John 20 1 Early on the first day of the week, while it was still dark, Mary Magdalene went to the tomb and saw that the stone had been removed from the entrance. 2So she came running to Simon Peter and the other disciple, the one whom Jesus loved. “They have taken the Lord out of the tomb, she said, “and we do not know where they have put Him!
3Then Peter and the other disciple set out for the tomb. 4 The two were running together, but the other disciple outran Peter and reached the tomb first. 5 He bent down and looked in at the linen cloths lying there, but he did not go in.
6 Simon Peter arrived just after him. He entered the tomb and saw the linen cloths lying there. 7 The cloth that had been around Jesus’ head was rolled up, lying separate from the linen cloths. 8Then the other disciple, who had reached the tomb first, also went in. And he saw and believed. 9For they still did not understand from the Scripture that Jesus had to rise from the dead.
King Abgar of Edessa wrote to Jesus, asking him to come cure him of an illness. Abgar received a reply letter from Jesus, declining the invitation, but promising a future visit by one of his disciples. One of the seventy disciples, Thaddeus of Edessa, is said to have come to Edessa, bearing the words of Jesus, by the virtues of which the king was miraculously healed.
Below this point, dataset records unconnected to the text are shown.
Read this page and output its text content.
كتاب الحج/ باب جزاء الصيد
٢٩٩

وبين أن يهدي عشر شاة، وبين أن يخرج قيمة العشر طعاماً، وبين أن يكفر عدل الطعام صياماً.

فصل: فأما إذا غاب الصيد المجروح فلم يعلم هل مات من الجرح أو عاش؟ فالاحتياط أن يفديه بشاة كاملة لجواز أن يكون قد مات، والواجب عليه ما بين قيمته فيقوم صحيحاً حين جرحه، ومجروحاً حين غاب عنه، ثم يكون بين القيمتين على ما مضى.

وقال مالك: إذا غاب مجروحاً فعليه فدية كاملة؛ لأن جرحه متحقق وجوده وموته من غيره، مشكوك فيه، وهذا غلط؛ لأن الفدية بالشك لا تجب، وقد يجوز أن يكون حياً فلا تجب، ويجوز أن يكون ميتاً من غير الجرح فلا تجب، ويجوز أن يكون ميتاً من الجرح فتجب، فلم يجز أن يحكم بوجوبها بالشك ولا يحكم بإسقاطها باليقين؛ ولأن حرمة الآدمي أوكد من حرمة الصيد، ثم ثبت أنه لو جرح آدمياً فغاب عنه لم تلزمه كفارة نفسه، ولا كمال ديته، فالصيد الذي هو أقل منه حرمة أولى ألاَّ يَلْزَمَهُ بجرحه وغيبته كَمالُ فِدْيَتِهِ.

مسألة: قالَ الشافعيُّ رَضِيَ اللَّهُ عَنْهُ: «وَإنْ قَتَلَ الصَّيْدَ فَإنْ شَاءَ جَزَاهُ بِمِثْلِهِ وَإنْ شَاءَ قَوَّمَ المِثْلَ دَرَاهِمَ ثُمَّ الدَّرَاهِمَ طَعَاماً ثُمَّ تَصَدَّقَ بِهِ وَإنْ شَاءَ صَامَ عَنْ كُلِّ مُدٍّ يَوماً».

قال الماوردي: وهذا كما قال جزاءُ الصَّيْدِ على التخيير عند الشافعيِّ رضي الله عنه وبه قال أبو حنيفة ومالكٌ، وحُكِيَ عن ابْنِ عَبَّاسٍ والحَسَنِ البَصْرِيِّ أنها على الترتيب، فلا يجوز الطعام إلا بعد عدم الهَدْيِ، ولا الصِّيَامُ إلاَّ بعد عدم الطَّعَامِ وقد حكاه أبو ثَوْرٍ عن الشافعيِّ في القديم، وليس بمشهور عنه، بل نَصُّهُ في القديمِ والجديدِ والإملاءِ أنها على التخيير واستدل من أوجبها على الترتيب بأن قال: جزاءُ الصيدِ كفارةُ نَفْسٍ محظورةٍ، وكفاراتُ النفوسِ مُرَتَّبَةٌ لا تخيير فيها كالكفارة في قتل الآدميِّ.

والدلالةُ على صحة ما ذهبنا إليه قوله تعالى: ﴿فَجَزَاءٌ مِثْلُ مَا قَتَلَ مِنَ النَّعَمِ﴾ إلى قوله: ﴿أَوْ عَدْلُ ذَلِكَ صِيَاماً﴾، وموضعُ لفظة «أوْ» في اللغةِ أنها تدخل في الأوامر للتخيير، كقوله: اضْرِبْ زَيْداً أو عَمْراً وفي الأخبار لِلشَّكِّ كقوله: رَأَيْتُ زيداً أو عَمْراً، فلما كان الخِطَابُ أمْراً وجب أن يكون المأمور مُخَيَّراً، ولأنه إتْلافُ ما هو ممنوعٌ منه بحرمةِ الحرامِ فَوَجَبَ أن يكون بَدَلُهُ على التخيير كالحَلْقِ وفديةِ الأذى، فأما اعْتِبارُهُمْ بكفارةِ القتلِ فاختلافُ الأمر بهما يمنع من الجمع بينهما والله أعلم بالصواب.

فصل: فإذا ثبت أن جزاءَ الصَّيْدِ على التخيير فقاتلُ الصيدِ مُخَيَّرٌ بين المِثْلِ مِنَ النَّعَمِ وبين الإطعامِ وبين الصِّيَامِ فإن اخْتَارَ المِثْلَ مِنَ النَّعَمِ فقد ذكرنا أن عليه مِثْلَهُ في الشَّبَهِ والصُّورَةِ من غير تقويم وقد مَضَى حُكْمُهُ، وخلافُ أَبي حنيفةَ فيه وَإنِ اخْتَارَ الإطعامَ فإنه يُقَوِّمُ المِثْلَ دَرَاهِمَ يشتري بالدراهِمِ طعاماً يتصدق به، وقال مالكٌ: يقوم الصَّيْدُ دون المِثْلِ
This tradition was first recorded in the early 4th century by Eusebius of Caesarea, who said that he had transcribed and translated the actual letter in the Syriac chancery documents of the king of Edessa, but who makes no mention of an image. .[3] The report of an image, which accrued to the legendarium of Abgar, first appears in the Syriac work, the Doctrine of Addai: according to it, the messenger, here called Ananias, was also a painter, and he painted the portrait, which was brought back to Edessa and conserved in the royal palace.[4]
The first record of the existence of a physical image in the ancient city of Edessa (now Urfa) was by Evagrius Scholasticus, writing about 593, who reports a portrait of Christ of divine origin (θεότευκτος), which effected the miraculous aid in the defence of Edessa against the Persians in 544.[5] The image was moved to Constantinople in the 10th century. The cloth disappeared when Constantinople was sacked in 1204 during the Fourth Crusade, and is believed by some to have reappeared as a relic in King Louis IX of France's Sainte-Chapelle in Paris. This relic disappeared in the French Revolution.[6]